„Top Gun: Maverick” to długo oczekiwany sequel kultowego filmu z 1986 roku, który ponownie przyciąga uwagę fanów dzięki brawurowemu występowi Toma Cruise'a. Pete "Maverick" Mitchell, mimo że przez ostatnie 30 lat nieustannie pozostaje w elicie amerykańskiej marynarki wojennej, wciąż jest mistrzem przestworzy i ikoną dla młodszej generacji pilotów. Jego zadaniem jest teraz trenowanie nowej grupy elitarnych pilotów do misji, która zdaje się niemal niemożliwa do zrealizowania.
Film reżyserowany przez Josepha Kosinskiego skupia się na dynamicznych sekwencjach lotniczych, które zapierają dech w piersiach. Maverick jest pod presją, nie tylko ze względu na wyzwania technologiczne, takie jak zbliżające się nadejście dronów, ale również przez własne demony z przeszłości. Największym wyzwaniem dla niego jest prawdopodobnie relacja z młodym porucznikiem Bradleyem "Rooster" Bradshawem, który jest synem jego tragicznie zmarłego przyjaciela, Goose'a.
Film nie tylko przywraca znane postacie, takie jak Maverick i Iceman (występ gościnny Vala Kilmera wzbudza nostalgię), ale wprowadza także nowe twarze, które dodają dramatyzmu fabule. Maverick, mimo swoich niekonwencjonalnych metod, musi stawić czoła nowemu pokoleniu pilotów i ich przełożonym, którzy kwestionują jego podejście i skuteczność.

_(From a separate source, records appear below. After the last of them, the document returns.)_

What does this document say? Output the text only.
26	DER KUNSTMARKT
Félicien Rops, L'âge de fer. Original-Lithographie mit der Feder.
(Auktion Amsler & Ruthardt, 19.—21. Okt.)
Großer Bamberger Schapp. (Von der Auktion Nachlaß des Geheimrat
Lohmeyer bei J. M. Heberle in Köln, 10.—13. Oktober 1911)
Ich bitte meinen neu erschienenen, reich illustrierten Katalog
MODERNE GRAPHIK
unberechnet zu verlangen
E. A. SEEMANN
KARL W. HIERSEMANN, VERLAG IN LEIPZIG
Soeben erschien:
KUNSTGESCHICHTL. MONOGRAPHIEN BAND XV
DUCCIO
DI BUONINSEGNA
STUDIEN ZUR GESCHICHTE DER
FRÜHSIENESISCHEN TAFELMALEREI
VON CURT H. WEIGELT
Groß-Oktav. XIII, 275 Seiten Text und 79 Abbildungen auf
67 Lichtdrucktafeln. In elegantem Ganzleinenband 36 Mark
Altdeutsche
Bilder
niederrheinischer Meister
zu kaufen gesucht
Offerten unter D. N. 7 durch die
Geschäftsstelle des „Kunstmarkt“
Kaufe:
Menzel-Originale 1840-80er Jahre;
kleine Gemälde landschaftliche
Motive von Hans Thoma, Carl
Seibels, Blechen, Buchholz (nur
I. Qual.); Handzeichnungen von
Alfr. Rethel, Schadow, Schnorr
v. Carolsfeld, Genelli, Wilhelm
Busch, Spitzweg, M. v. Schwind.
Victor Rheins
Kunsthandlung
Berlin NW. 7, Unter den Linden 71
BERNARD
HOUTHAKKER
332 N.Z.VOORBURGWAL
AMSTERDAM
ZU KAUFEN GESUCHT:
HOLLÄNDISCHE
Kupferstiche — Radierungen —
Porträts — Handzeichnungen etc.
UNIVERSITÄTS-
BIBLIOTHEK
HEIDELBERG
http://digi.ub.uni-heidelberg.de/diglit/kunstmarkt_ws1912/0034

„Top Gun: Maverick” to adrenalina w najczystszej postaci przepełniona emocjami i spektakularnymi efektami specjalnymi. Choć film ma swoje mankamenty, jak przewidywalność niektórych wątków czy momentami operowanie znanymi schematami, to mimo wszystko udało się Kosinskiemu uchwycić esencję pierwotnego filmu i dostarczyć widzom emocjonującego widowiska. To kino akcji na wysokim poziomie, które warto zobaczyć, zwłaszcza na dużym ekranie, aby w pełni docenić jego wizualne aspekty.